その瞬間、鏡の中のすべての彼女の姿をした何かが一斉ににぃっと口の端をあげて笑った。
Yは悲鳴をあげてベッドから転がるように下りると、床の卓上鏡を取り上げて思い切り姿見へと投げつけた。
耳を突くような鋭い音と共に鏡面にひびが入り、細かな欠片となって雪崩のように崩れ落ちていく。
ざりざりと欠片同士がこすれ合う音に混じって、Yにはどこからともなく悔し気な悲鳴が聞こえたような気がした。
* * *
以上の体験から、Yはできるかぎり鏡を遠ざける、あるいは鏡から遠ざかるようになったそうだ。
最後に記した出来事以降、不可解な現象はなりを潜め、クラスメイトとの関係もどうにか修復できたらしい。
それが鏡を割ったためなのか、それとも彼女の鏡を避ける自己防衛の結果なのかはわからない。
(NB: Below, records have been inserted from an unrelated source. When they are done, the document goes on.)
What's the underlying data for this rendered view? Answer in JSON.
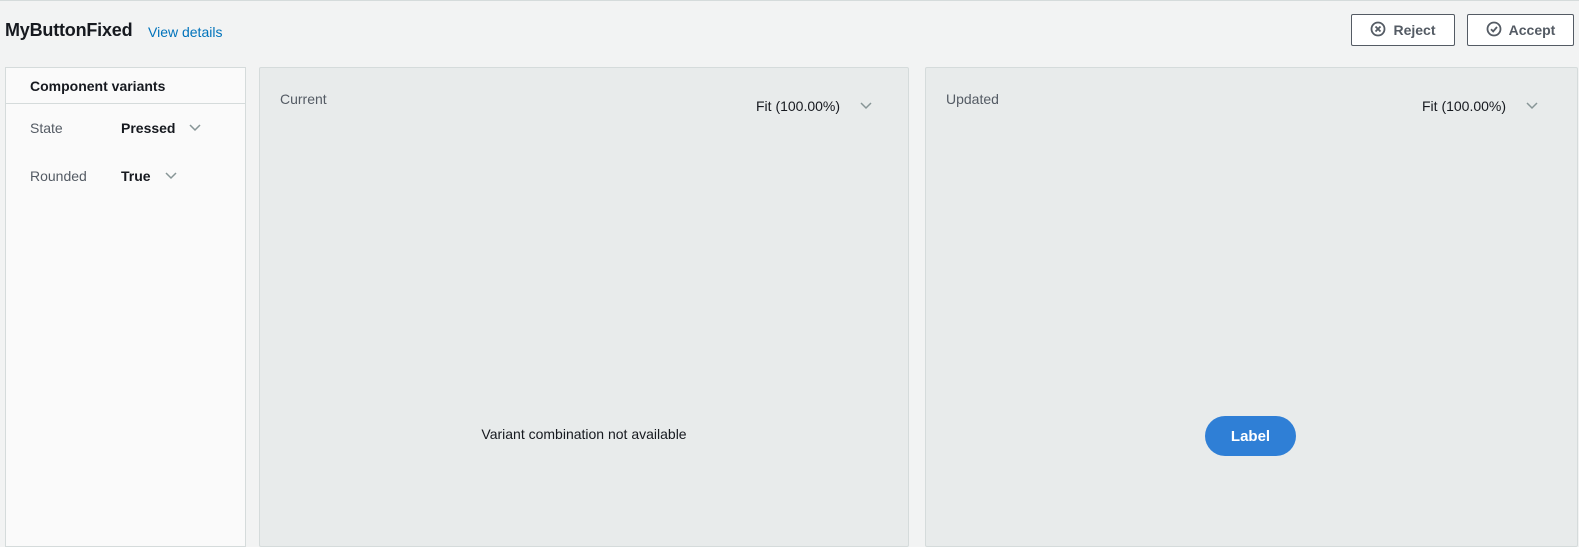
{
  "header": {
    "title": "MyButtonFixed",
    "view_details": "View details",
    "reject_label": "Reject",
    "accept_label": "Accept",
    "reject_icon": "circle-x-icon",
    "accept_icon": "circle-check-icon"
  },
  "sidebar": {
    "heading": "Component variants",
    "variants": [
      {
        "label": "State",
        "value": "Pressed"
      },
      {
        "label": "Rounded",
        "value": "True"
      }
    ]
  },
  "panels": {
    "current": {
      "label": "Current",
      "zoom": "Fit (100.00%)",
      "message": "Variant combination not available"
    },
    "updated": {
      "label": "Updated",
      "zoom": "Fit (100.00%)",
      "preview_button_label": "Label"
    }
  },
  "colors": {
    "link": "#0073bb",
    "preview_button": "#2f7fd6",
    "panel_bg": "#e8ebeb",
    "page_bg": "#f2f3f3"
  }
}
確かめようとは思わなかったのかという私の問いに対し、そんな勇気はない、とYはため息とともにこぼしたのだった。
――
――――
――――――追記。
一通りを語り終えたあとYが思い出したように最も古いエピソードを話してくれた。
それを最後に記す。
* * *
小学校二年生くらいの時だったかな。
興味本位で合わせ鏡をやったことがあるんです。
一人で。
物置部屋に古い姿見が置いてあったから、夜に卓上鏡を持ってこっそり忍び込んだんです。
姿見を背にして両手で掲げた鏡を覗きこむと、そこにはずらっと数えきれないくらいの私が映っていました。
手前から順番に一人一人の私の姿に目を移していっていると、奥の方に一人だけどこか違う私がいるのに気がつきました。
けれど「あれっ」と瞬きをした瞬間にその私は消えてしまったので、ずっと気のせいだと思ってたんです。
今さら思い出すなんて……。
その私……っていうか、その子、髪飾りをつけてたんです。花の。
私はつけてません。
夜ですもん。お風呂にも入ったあとですし。
ああ……それにその髪飾り、中学の時、湖に映った私がつけてたのと同じだったんです。
いいえ。
私が当時つけてた髪飾りとはちがうデザインです。
たぶん、持ってもなかったんじゃないかな。
最後に話した鏡から出てこようとしたアレもつけてました。
同じ髪飾り。
…………もしかしたら、
小学校の頃に見た、カーブミラーの下で座り込んでいた女の人も、つけてたのかもしれませんね。